I think there are additional ways we can build out a matrix to scaffold students in doing the high-level analysis, evaluation, and synthesis expected in literature reviews. Many faculty think that assigning an annotated bibliography can act as an interim scaffold, but other than adding accountability for research/reading progress, I don’t think faculty find it acts to scaffold literature reviews that meet their expectations. Faculty are often dismayed when students cobble those annotation paragraphs together into an elaborate summary I call “The Shopping List”: Source A says X, Source B says Y, Source C says Z. The Shopping List paper is woefully devoid of the critical analysis/synthesis moves that faculty want to promote.
Over the years, I’ve wondered what it would take to move students more from a discrete Shopping List to a synthesized Path of Claims. I’ve become convinced of two gaps: a lack of knowing that they have agency (as a student, who am I to forward or counter the experts?) and a lack of knowing how to make thinking and writing moves across Bloom’s Revised Taxonomy. Students seem most comfortable with two moves, the kind they might make in discussing a movie they just saw: “I just saw a movie that X (plot summary), and it was awful (judgment without evaluation).”

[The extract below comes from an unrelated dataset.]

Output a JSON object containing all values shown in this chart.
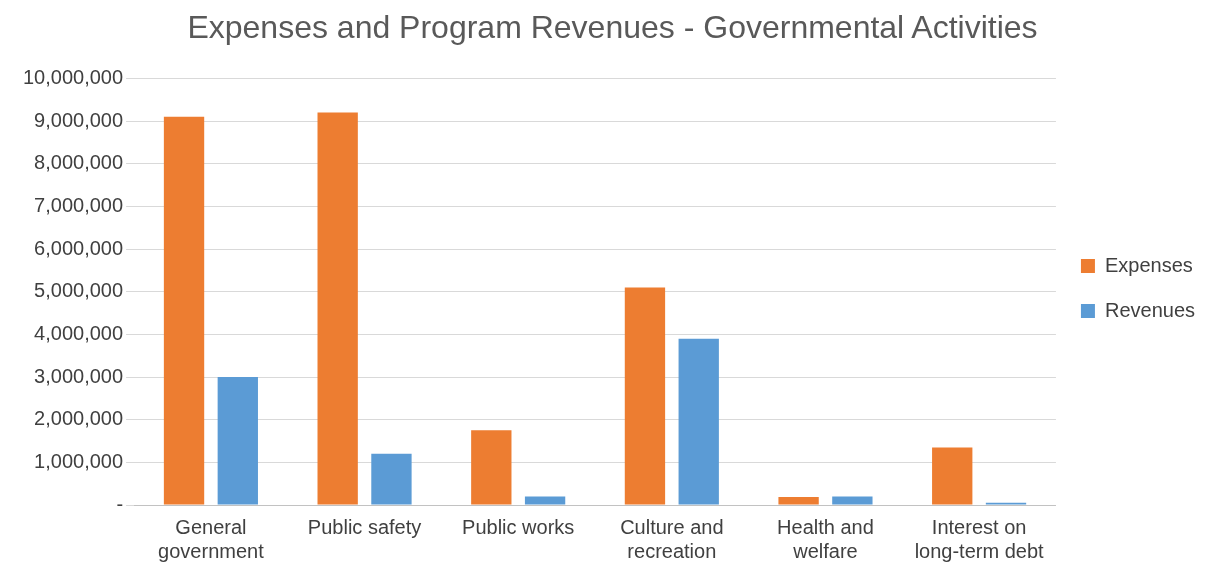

Although students are practiced in summary and judgment, these moves aren’t ideal for literature reviews. So I’ve developed a tool intended to scaffold students in analysis, evaluation (with evidence), and synthesis. Hopefully in working through this tool, students can go beyond descriptive statements of each individual source to a more collective birds-eye view of what a body of literature is telling scholars about what we know/don’t know about a line of inquiry. My goal in using this matrix tool (still a work in progress!) is to help students realize they have valuable perspectives to offer and to demonstrate—show, not tell—how to practice moving beyond summary into a full continuum of thinking and writing moves, thus equipping them for success as professionals and as lifelong learners.